HC Deb 20 June 1951 vol 489 cc597-9

Lords Amendment: In page 15, line 2, at end, insert: 'dwelling-house' means a house or a part of a house being a house or a part normally used as a dwelling;

The Attorney-General

I beg to move "That this House doth agree with the Lords in the said Amendment."

Mr. Manningham-Buller

Consequential?

The Attorney-General

The hon. and learned Gentleman is putting into my mouth a word which I now rather hesitate to use. It is consequential, but it also inserts a definition. It is consequential in the sense that a definition is made necessary by what has gone before.

Lords Amendment: In page 15, line 23, at end, insert: so however that this exception shall not have effect where either—

  1. (a) the excise licence for the time being in force in respect of the premises is a licence the duty in respect of which is the reduced duty payable under section forty-five of the Finance (1909–10) Act, 1910, or a licence granted in pursuance of regulations under subsection (5) of the said section forty-five (which relates to the granting of licences on the provisional payment of reduced duty), or
  2. (b) the Commissioners of Customs and Excise certify that no application under the said section forty-five has been made in respect of the period for which the excise licence for the time being in force was granted, but that if such an application had been made such a licence could properly have been granted as is mentioned in the last foregoing paragraph."

The Attorney-General

I beg to move, "That this House doth agree with the Lords in the said Amendment."

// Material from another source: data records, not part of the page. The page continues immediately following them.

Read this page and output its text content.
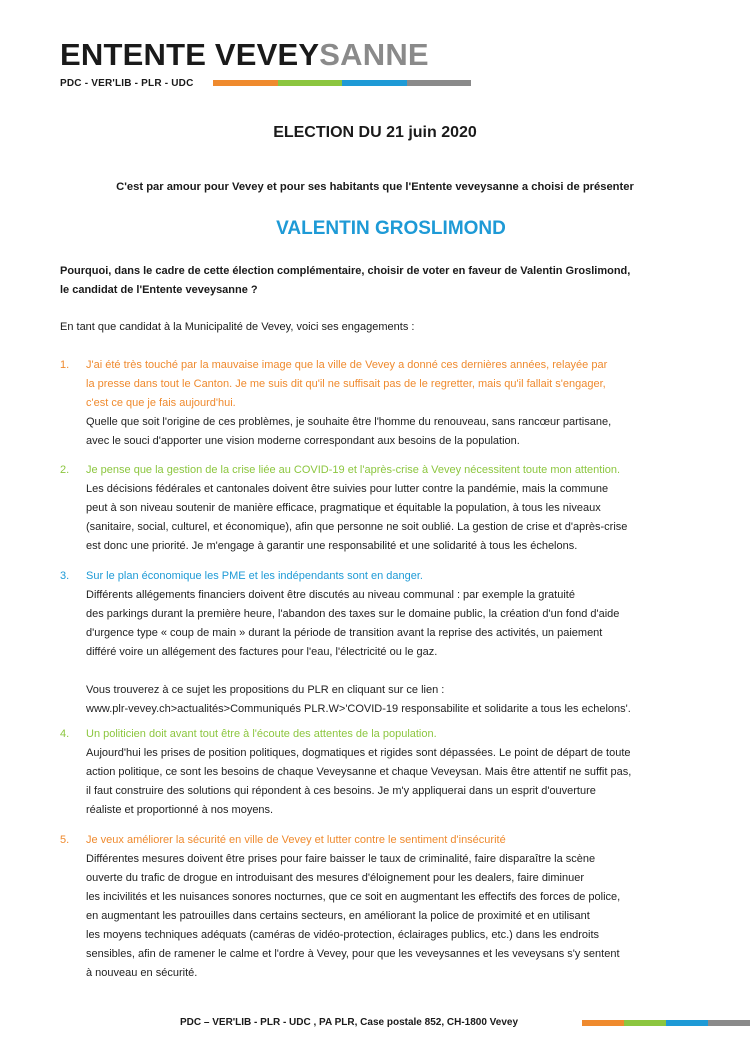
ENTENTE VEVEYSANNE
PDC - VER'LIB - PLR - UDC
ELECTION DU 21 juin 2020
C'est par amour pour Vevey et pour ses habitants que l'Entente veveysanne a choisi de présenter
VALENTIN GROSLIMOND
Pourquoi, dans le cadre de cette élection complémentaire, choisir de voter en faveur de Valentin Groslimond,
le candidat de l'Entente veveysanne ?
En tant que candidat à la Municipalité de Vevey, voici ses engagements :
1. J'ai été très touché par la mauvaise image que la ville de Vevey a donné ces dernières années, relayée par
la presse dans tout le Canton. Je me suis dit qu'il ne suffisait pas de le regretter, mais qu'il fallait s'engager,
c'est ce que je fais aujourd'hui.
Quelle que soit l'origine de ces problèmes, je souhaite être l'homme du renouveau, sans rancœur partisane,
avec le souci d'apporter une vision moderne correspondant aux besoins de la population.
2. Je pense que la gestion de la crise liée au COVID-19 et l'après-crise à Vevey nécessitent toute mon attention.
Les décisions fédérales et cantonales doivent être suivies pour lutter contre la pandémie, mais la commune
peut à son niveau soutenir de manière efficace, pragmatique et équitable la population, à tous les niveaux
(sanitaire, social, culturel, et économique), afin que personne ne soit oublié. La gestion de crise et d'après-crise
est donc une priorité. Je m'engage à garantir une responsabilité et une solidarité à tous les échelons.
3. Sur le plan économique les PME et les indépendants sont en danger.
Différents allégements financiers doivent être discutés au niveau communal : par exemple la gratuité
des parkings durant la première heure, l'abandon des taxes sur le domaine public, la création d'un fond d'aide
d'urgence type « coup de main » durant la période de transition avant la reprise des activités, un paiement
différé voire un allégement des factures pour l'eau, l'électricité ou le gaz.
Vous trouverez à ce sujet les propositions du PLR en cliquant sur ce lien :
www.plr-vevey.ch>actualités>Communiqués PLR.W>'COVID-19 responsabilite et solidarite a tous les echelons'.
4. Un politicien doit avant tout être à l'écoute des attentes de la population.
Aujourd'hui les prises de position politiques, dogmatiques et rigides sont dépassées. Le point de départ de toute
action politique, ce sont les besoins de chaque Veveysanne et chaque Veveysan. Mais être attentif ne suffit pas,
il faut construire des solutions qui répondent à ces besoins. Je m'y appliquerai dans un esprit d'ouverture
réaliste et proportionné à nos moyens.
5. Je veux améliorer la sécurité en ville de Vevey et lutter contre le sentiment d'insécurité
Différentes mesures doivent être prises pour faire baisser le taux de criminalité, faire disparaître la scène
ouverte du trafic de drogue en introduisant des mesures d'éloignement pour les dealers, faire diminuer
les incivilités et les nuisances sonores nocturnes, que ce soit en augmentant les effectifs des forces de police,
en augmentant les patrouilles dans certains secteurs, en améliorant la police de proximité et en utilisant
les moyens techniques adéquats (caméras de vidéo-protection, éclairages publics, etc.) dans les endroits
sensibles, afin de ramener le calme et l'ordre à Vevey, pour que les veveysannes et les veveysans s'y sentent
à nouveau en sécurité.
PDC – VER'LIB - PLR - UDC , PA PLR, Case postale 852, CH-1800 Vevey
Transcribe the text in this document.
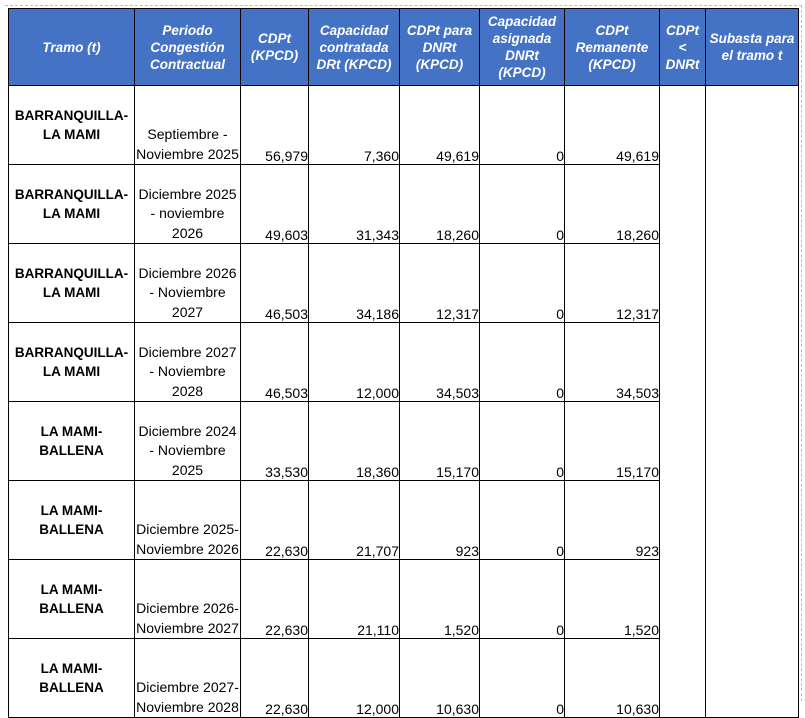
Tramo (t)	Periodo Congestión Contractual	CDPt (KPCD)	Capacidad contratada DRt (KPCD)	CDPt para DNRt (KPCD)	Capacidad asignada DNRt (KPCD)	CDPt Remanente (KPCD)	CDPt < DNRt	Subasta para el tramo t
BARRANQUILLA-LA MAMI	Septiembre - Noviembre 2025	56,979	7,360	49,619	0	49,619		
BARRANQUILLA-LA MAMI	Diciembre 2025 - noviembre 2026	49,603	31,343	18,260	0	18,260		
BARRANQUILLA-LA MAMI	Diciembre 2026 - Noviembre 2027	46,503	34,186	12,317	0	12,317		
BARRANQUILLA-LA MAMI	Diciembre 2027 - Noviembre 2028	46,503	12,000	34,503	0	34,503		
LA MAMI-BALLENA	Diciembre 2024 - Noviembre 2025	33,530	18,360	15,170	0	15,170		
LA MAMI-BALLENA	Diciembre 2025- Noviembre 2026	22,630	21,707	923	0	923		
LA MAMI-BALLENA	Diciembre 2026- Noviembre 2027	22,630	21,110	1,520	0	1,520		
LA MAMI-BALLENA	Diciembre 2027- Noviembre 2028	22,630	12,000	10,630	0	10,630		
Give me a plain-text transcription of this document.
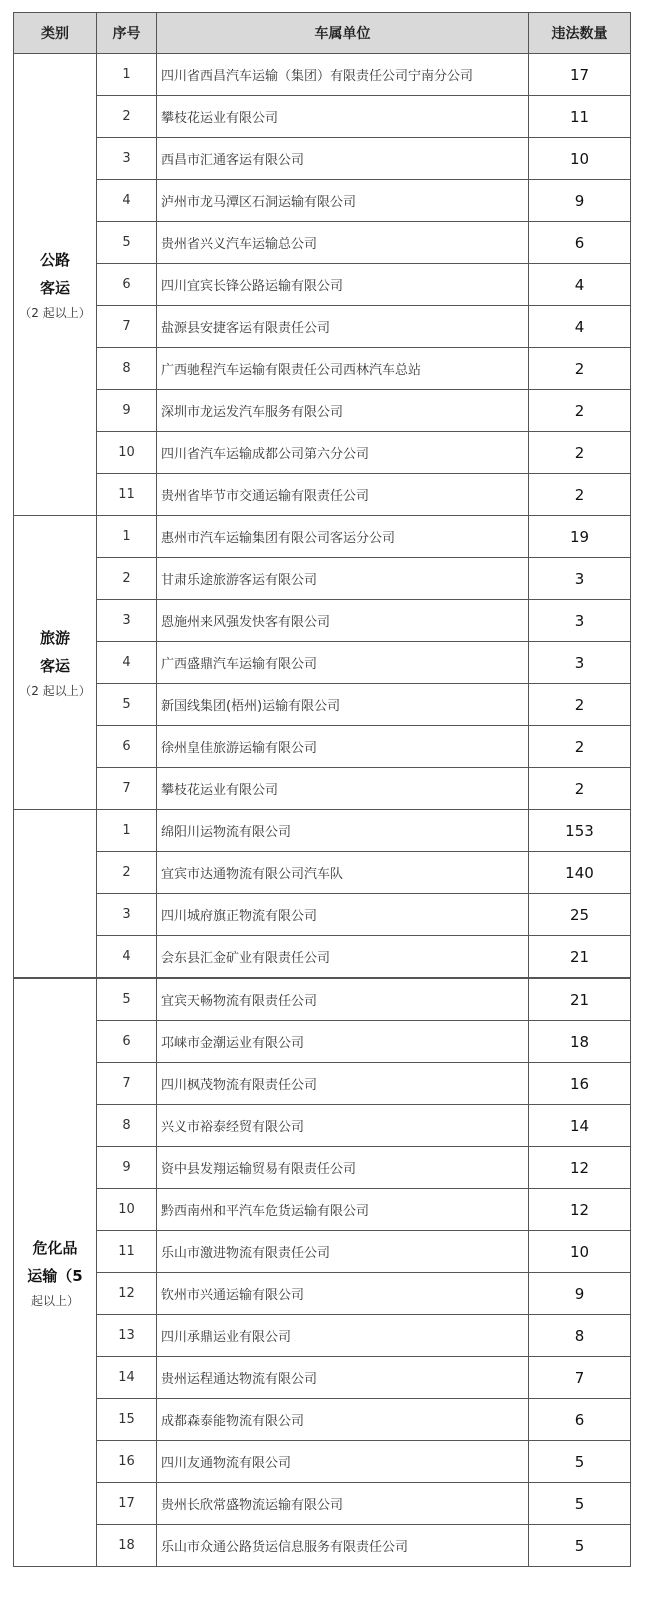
类别	序号	车属单位	违法数量

公路
客运
（2 起以上）	1	四川省西昌汽车运输（集团）有限责任公司宁南分公司	17
	2	攀枝花运业有限公司	11
	3	西昌市汇通客运有限公司	10
	4	泸州市龙马潭区石洞运输有限公司	9
	5	贵州省兴义汽车运输总公司	6
	6	四川宜宾长锋公路运输有限公司	4
	7	盐源县安捷客运有限责任公司	4
	8	广西驰程汽车运输有限责任公司西林汽车总站	2
	9	深圳市龙运发汽车服务有限公司	2
	10	四川省汽车运输成都公司第六分公司	2
	11	贵州省毕节市交通运输有限责任公司	2

旅游
客运
（2 起以上）	1	惠州市汽车运输集团有限公司客运分公司	19
	2	甘肃乐途旅游客运有限公司	3
	3	恩施州来风强发快客有限公司	3
	4	广西盛鼎汽车运输有限公司	3
	5	新国线集团(梧州)运输有限公司	2
	6	徐州皇佳旅游运输有限公司	2
	7	攀枝花运业有限公司	2
	1	绵阳川运物流有限公司	153
	2	宜宾市达通物流有限公司汽车队	140
	3	四川城府旗正物流有限公司	25
	4	会东县汇金矿业有限责任公司	21
危化品
运输（5
起以上）	5	宜宾天畅物流有限责任公司	21
	6	邛崃市金潮运业有限公司	18
	7	四川枫茂物流有限责任公司	16
	8	兴义市裕泰经贸有限公司	14
	9	资中县发翔运输贸易有限责任公司	12
	10	黔西南州和平汽车危货运输有限公司	12
	11	乐山市激进物流有限责任公司	10
	12	钦州市兴通运输有限公司	9
	13	四川承鼎运业有限公司	8
	14	贵州运程通达物流有限公司	7
	15	成都森泰能物流有限公司	6
	16	四川友通物流有限公司	5
	17	贵州长欣常盛物流运输有限公司	5
	18	乐山市众通公路货运信息服务有限责任公司	5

I cannot possibly describe this Amendment as consequential, but I hope its object will be clearly known to the House. This matter was raised during Committee by the hon. Member for Wolverhampton, South-West (Mr. Powell), who said that when off-licensed premises were within if the scope of the Bill it was rather illogical to exclude restaurants where liquor could is be served with meals. It was then sought to devise some system whereby we could bring into the scope of the Bill restaurants with licences to serve intoxicating liquor with meals, while not at the same time bringing into the scope of the Bill ordinary public houses, with regard to which different considerations apply.

The object of this Amendment is to introduce provisions whereby licensed restaurants whose liquor sales constitute not more than 60 per cent. of their total sales can be brought within the scope of the Bill. For that purpose we have adapted and used certain provisions of the Finance (1909–10) Act, so that a restaurant coming within the provisions of that Act is brought within the scope of the present Bill.

Mr. Powell

As the right hon. and learned Gentleman has said, this arises out of an Amendment tabled at an earlier t stage by my hon. Friend the Member for Bromsgrove (Mr. Higgs) and myself. There is one question I should like to address to the Attorney-General regarding this present form of wording. Under the Section of the Finance (1909–10) Act to which this refers, a reduced licence duty is payable by two types of premises. One t is the licensed restaurant to which the right hon. and learned Gentleman referred, which it is desired by this Amendment to bring within the protection of the Bill.

The other, however, is a hotel by which the same conditions in regard to the proportion of liquor sales to total sales are fulfilled. I believe that a doubt exists whether these words have the effect of extending protection to that type of hotel as well, which would, I think, not be regarded as squaring with the general intention of the Bill. It certainly was not in my mind in moving the Amendment in Committee. I hope the Attorney-General can give us some guidance on that.

The Attorney-General

I speak again with the leave of the House. I think that no difficulty arises by reason of the defini- tion of the words "retail trade or business," which appear in Clause 20. Those words would, in all ordinary cases, exclude hotels. It is no doubt theoretically possible to have a hotel with a very large banqueting business but very few bedrooms, in which case it could be fitted into the conception of an undertaking carrying on a "retail trade or business. Unless it can be fitted in—and it is obvious that it would be only in rather rare cases that it could so be fitted in—it would not be brought within the scope of the Bill. There would have to be something which would show that it is an undertaking carrying on a "retail trade or business" and that would not apply to the ordinary hotel whose main business is to provide services in the form of accommodation.